Obituaries

Journalist Vera Elyashiv dies aged 97

Lithuanian survivor and journalist who questioned the success of Germany’s denazification programme

July 8, 2026 09:19
Vera wedding with Robert Audley

By

Gloria Tessler

5 min read

She was lined up to be shot by the Nazis but rescued at the last moment by the Russian army in 1945. This was one of the many terrors experienced by the young Vera Elyashiv which she described, at the age of 16, in A Letter I Wrote in 1945. It remains her only testament to her Holocaust experiences.

Elyashiv, who has died aged 97, and whose letter was published in The Jewish Quarterly in 1970 wrote: “I hope that it will be remembered that it was written by a bewildered little girl with neither writing nor publishing ambitions about how her father and entire family perished and she alone survived without really trying, but feeling guilty and ashamed for that.”
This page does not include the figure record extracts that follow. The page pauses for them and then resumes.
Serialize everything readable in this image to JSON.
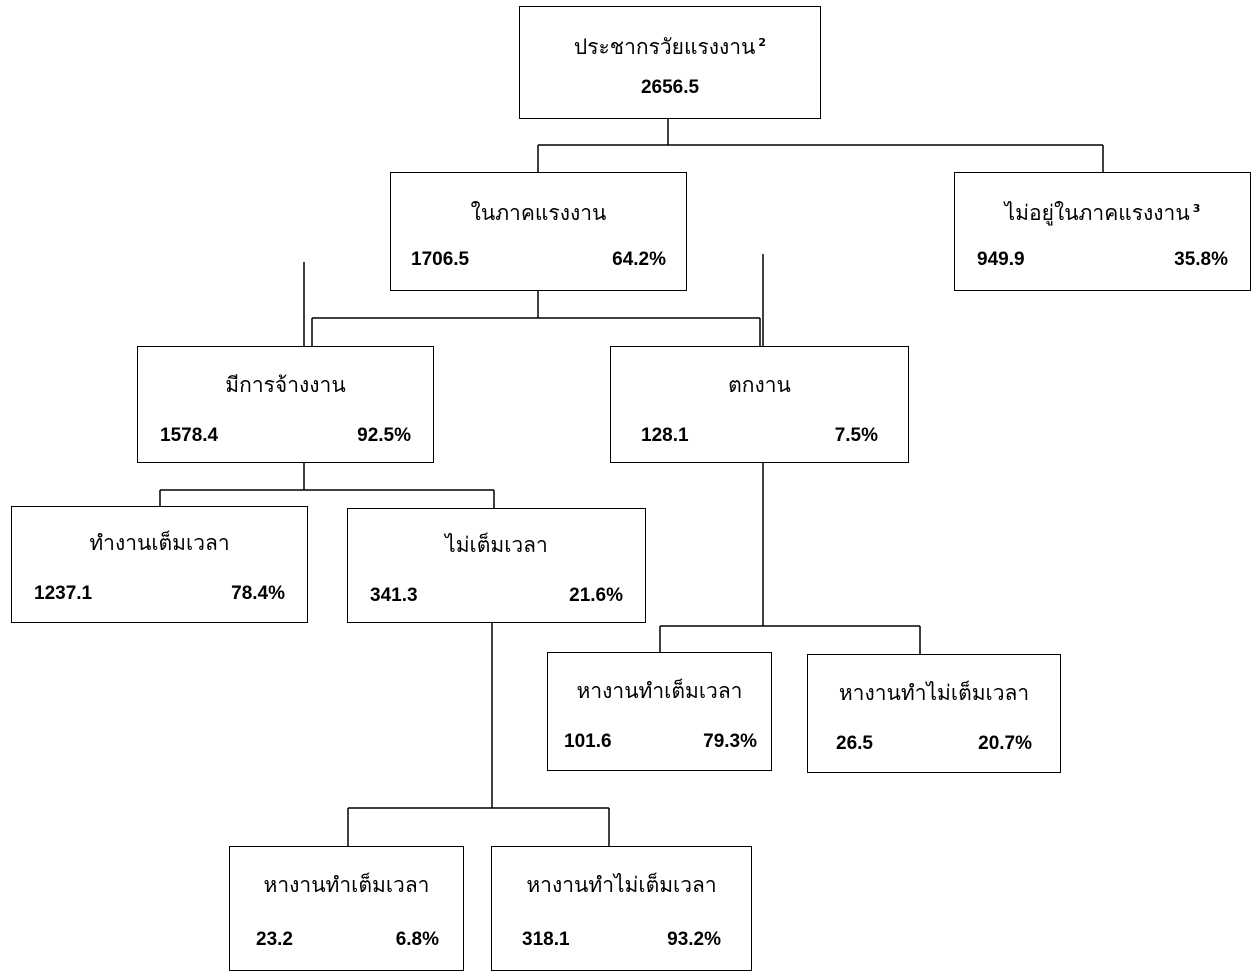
{
  "diagram": {
    "root": {
      "title": "ประชากรวัยแรงงาน",
      "note": "2",
      "value": "2656.5"
    },
    "labor_force": {
      "title": "ในภาคแรงงาน",
      "value": "1706.5",
      "percent": "64.2%"
    },
    "not_in_labor_force": {
      "title": "ไม่อยู่ในภาคแรงงาน",
      "note": "3",
      "value": "949.9",
      "percent": "35.8%"
    },
    "employed": {
      "title": "มีการจ้างงาน",
      "value": "1578.4",
      "percent": "92.5%"
    },
    "unemployed": {
      "title": "ตกงาน",
      "value": "128.1",
      "percent": "7.5%"
    },
    "full_time": {
      "title": "ทำงานเต็มเวลา",
      "value": "1237.1",
      "percent": "78.4%"
    },
    "part_time": {
      "title": "ไม่เต็มเวลา",
      "value": "341.3",
      "percent": "21.6%"
    },
    "unemp_seek_full": {
      "title": "หางานทำเต็มเวลา",
      "value": "101.6",
      "percent": "79.3%"
    },
    "unemp_seek_part": {
      "title": "หางานทำไม่เต็มเวลา",
      "value": "26.5",
      "percent": "20.7%"
    },
    "part_seek_full": {
      "title": "หางานทำเต็มเวลา",
      "value": "23.2",
      "percent": "6.8%"
    },
    "part_seek_part": {
      "title": "หางานทำไม่เต็มเวลา",
      "value": "318.1",
      "percent": "93.2%"
    }
  }
}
Vera was 12 when the Nazis ordered all the Jews in the Kovno ghetto in Lithuania into the town square at 5am on the morning of October 27, 1941. She and her father watched “huddled and bent shadows emerging from all directions. All were going – the old and the crippled, some limping, some hopping, sick ones and paralysed ones carried with their beds. But you could hear hardly anything but the uneven shuffling of feet – it was like a speechless funeral.
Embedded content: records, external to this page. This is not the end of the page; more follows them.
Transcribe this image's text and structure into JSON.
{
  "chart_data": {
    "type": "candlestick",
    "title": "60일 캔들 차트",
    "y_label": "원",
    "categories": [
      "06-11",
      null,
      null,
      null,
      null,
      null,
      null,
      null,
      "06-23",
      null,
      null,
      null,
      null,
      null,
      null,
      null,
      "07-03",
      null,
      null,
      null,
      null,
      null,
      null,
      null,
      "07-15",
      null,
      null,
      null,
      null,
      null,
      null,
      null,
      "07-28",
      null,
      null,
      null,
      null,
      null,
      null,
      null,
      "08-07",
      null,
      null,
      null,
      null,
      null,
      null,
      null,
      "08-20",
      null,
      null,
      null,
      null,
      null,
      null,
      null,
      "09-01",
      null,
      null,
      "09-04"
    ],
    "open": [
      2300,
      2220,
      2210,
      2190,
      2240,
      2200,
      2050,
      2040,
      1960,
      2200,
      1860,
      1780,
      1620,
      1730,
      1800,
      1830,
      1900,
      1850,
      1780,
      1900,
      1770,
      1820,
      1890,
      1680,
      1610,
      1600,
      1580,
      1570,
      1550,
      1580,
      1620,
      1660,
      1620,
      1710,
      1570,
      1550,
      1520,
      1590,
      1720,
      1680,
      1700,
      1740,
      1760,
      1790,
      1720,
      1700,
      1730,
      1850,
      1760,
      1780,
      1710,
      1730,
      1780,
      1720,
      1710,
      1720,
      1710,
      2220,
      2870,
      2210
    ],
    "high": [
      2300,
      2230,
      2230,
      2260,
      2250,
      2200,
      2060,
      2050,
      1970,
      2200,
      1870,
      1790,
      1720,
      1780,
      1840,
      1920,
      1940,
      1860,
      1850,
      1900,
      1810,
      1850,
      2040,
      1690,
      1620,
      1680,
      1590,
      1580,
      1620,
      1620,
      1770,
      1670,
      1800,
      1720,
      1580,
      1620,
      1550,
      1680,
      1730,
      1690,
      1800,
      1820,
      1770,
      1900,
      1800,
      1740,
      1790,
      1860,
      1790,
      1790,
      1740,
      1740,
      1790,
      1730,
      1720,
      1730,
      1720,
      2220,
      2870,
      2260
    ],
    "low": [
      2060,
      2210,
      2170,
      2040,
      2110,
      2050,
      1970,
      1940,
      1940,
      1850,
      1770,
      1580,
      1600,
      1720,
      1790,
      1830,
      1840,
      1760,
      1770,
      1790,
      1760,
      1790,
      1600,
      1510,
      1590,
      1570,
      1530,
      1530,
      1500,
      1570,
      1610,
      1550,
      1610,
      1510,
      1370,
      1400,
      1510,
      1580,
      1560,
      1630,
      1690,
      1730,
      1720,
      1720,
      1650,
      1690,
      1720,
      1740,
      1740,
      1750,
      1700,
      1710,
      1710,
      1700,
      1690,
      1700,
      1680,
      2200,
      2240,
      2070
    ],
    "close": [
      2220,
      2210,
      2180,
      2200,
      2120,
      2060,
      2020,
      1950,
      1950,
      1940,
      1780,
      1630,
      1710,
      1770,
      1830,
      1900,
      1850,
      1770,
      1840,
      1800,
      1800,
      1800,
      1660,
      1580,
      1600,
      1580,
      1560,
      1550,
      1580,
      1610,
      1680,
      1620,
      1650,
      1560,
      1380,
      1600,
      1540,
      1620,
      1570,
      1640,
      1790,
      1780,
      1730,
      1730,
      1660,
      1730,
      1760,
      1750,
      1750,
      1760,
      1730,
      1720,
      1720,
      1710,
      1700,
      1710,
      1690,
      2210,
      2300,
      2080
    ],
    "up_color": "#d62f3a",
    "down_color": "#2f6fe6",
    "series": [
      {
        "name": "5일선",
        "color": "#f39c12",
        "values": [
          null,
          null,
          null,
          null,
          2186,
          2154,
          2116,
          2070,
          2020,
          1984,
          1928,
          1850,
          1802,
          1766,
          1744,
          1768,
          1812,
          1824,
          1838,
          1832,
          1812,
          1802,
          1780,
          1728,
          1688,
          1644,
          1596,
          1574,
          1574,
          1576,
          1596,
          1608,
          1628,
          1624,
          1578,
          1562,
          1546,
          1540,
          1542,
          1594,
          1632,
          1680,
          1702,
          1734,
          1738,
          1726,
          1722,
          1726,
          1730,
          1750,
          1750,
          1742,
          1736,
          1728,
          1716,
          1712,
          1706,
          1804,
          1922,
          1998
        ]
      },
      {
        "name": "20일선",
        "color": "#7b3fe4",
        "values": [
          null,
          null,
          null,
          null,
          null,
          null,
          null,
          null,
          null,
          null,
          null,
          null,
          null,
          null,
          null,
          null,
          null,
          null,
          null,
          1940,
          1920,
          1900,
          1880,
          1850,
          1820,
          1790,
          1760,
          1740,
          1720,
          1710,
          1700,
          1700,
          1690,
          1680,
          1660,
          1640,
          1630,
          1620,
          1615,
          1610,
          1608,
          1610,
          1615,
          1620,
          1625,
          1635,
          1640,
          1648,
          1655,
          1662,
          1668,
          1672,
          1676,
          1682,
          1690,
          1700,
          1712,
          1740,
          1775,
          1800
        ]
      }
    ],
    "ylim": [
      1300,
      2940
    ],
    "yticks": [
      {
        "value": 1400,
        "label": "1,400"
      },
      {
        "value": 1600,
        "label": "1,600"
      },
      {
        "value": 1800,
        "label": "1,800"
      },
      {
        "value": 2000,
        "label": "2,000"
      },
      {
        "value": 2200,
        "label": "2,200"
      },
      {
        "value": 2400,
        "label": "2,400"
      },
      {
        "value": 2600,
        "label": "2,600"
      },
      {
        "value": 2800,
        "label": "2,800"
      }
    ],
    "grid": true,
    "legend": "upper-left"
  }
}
“I stood there, clinging to my father’s arm with one hand and grandmother’s with the other, her other hand being held by grandfather.” But suddenly she saw her grandparents thrown to the left. “Of all the terrible moments that were to follow this was one of the worst for me. I don’t think I’ll ever forget their big, helpless eyes. They kept turning to us with outstretched arms and their lips were moving but no words came out. Two Gestapo officers pushed them brutally away.”